Susswein works to ensure that the Complaints division of the federal Consumer Financial Protection Bureau (CFPB) is providing maximum possible benefit to consumers through its public complaint database and financial complaint process, as the chair of committees for the umbrella consumer group Americans for Financial Reform (AFR). Since its inception, she has advocated to help the CFPB create a comprehensive complaint handling system with state-of-the-art complaint resolution capabilities and public access to detailed complaint information.
Susswein worked on passage of federal financial reform legislation (Dodd-Frank), concentrating on the need to create a national, independent consumer financial protection agency.
She also advocates for vast improvements in mortgage industry practices and meaningful government actions to help homeowners at risk of foreclosure.
Susswein worked to help pass the first credit card legislation in decades, the Credit CARD Act, which has saved consumers millions of dollars from unfair fees and rate hikes.
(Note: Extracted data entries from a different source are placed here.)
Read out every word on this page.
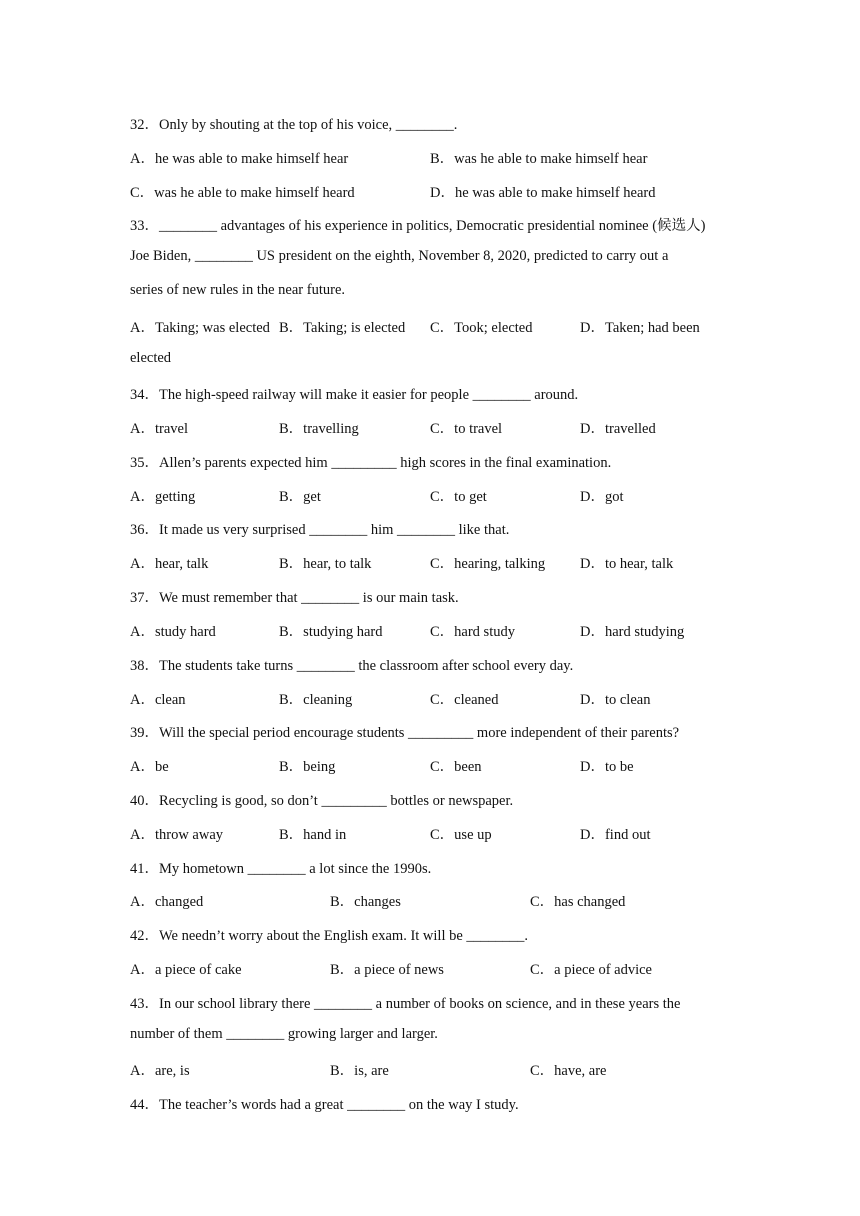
32．Only by shouting at the top of his voice, ________.
A．he was able to make himself hear	B．was he able to make himself hear
C．was he able to make himself heard	D．he was able to make himself heard
33．________ advantages of his experience in politics, Democratic presidential nominee (候选人)
Joe Biden, ________ US president on the eighth, November 8, 2020, predicted to carry out a
series of new rules in the near future.
A．Taking; was elected B．Taking; is elected C．Took; elected	D．Taken; had been
elected
34．The high-speed railway will make it easier for people ________ around.
A．travel	B．travelling	C．to travel	D．travelled
35．Allen’s parents expected him _________ high scores in the final examination.
A．getting	B．get	C．to get	D．got
36．It made us very surprised ________ him ________ like that.
A．hear, talk	B．hear, to talk	C．hearing, talking D．to hear, talk
37．We must remember that ________ is our main task.
A．study hard	B．studying hard	C．hard study	D．hard studying
38．The students take turns ________ the classroom after school every day.
A．clean	B．cleaning	C．cleaned	D．to clean
39．Will the special period encourage students _________ more independent of their parents?
A．be	B．being	C．been	D．to be
40．Recycling is good, so don’t _________ bottles or newspaper.
A．throw away	B．hand in	C．use up	D．find out
41．My hometown ________ a lot since the 1990s.
A．changed	B．changes	C．has changed
42．We needn’t worry about the English exam. It will be ________.
A．a piece of cake	B．a piece of news	C．a piece of advice
43．In our school library there ________ a number of books on science, and in these years the
number of them ________ growing larger and larger.
A．are, is	B．is, are	C．have, are
44．The teacher’s words had a great ________ on the way I study.
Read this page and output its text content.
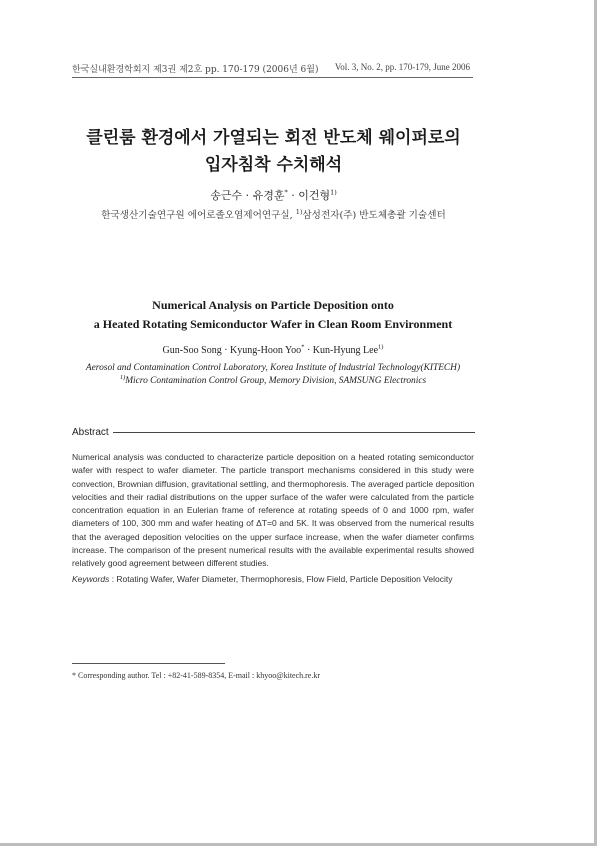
한국실내환경학회지 제3권 제2호 pp. 170-179 (2006년 6월) Vol. 3, No. 2, pp. 170-179, June 2006
클린룸 환경에서 가열되는 회전 반도체 웨이퍼로의
입자침착 수치해석
송근수 · 유경훈* · 이건형$^{1)}$
한국생산기술연구원 에어로졸오염제어연구실, $^{1)}$삼성전자(주) 반도체총괄 기술센터
Numerical Analysis on Particle Deposition onto
a Heated Rotating Semiconductor Wafer in Clean Room Environment
Gun-Soo Song · Kyung-Hoon Yoo* · Kun-Hyung Lee$^{1)}$
Aerosol and Contamination Control Laboratory, Korea Institute of Industrial Technology(KITECH)
$^{1)}$Micro Contamination Control Group, Memory Division, SAMSUNG Electronics
Abstract
Numerical analysis was conducted to characterize particle deposition on a heated rotating semiconductor
wafer with respect to wafer diameter. The particle transport mechanisms considered in this study were
convection, Brownian diffusion, gravitational settling, and thermophoresis. The averaged particle deposition
velocities and their radial distributions on the upper surface of the wafer were calculated from the particle
concentration equation in an Eulerian frame of reference at rotating speeds of 0 and 1000 rpm, wafer
diameters of 100, 300 mm and wafer heating of ΔT=0 and 5K. It was observed from the numerical results
that the averaged deposition velocities on the upper surface increase, when the wafer diameter confirms
increase. The comparison of the present numerical results with the available experimental results showed
relatively good agreement between different studies.
Keywords : Rotating Wafer, Wafer Diameter, Thermophoresis, Flow Field, Particle Deposition Velocity
* Corresponding author. Tel : +82-41-589-8354, E-mail : khyoo@kitech.re.kr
She helps educate community-based organizations on changes in financial consumer protections, credit card law, foreclosure prevention programs, and other personal finance issues, as part of Consumer Action’s free financial empowerment training sessions. Among other things, she leads Consumer Action's editorial team in the planning, writing and editing of Consumer Action’s topical newsletter, Consumer Action News.
Susswein joined Consumer Action with long experience in consumer advocacy. Previously, she was the executive director of the national non-profit credit education consumer group Bankcard Holders of America (BHA).
Prior to joining BHA, she was the Investigative Consumer reporter for the ABC affiliate in Springfield, MA. where she exposed credit repair scams, second mortgage schemes and unscrupulous practices by landlords and home improvement contractors. She also worked at WABC-TV in New York in the Investigative and Consumer units.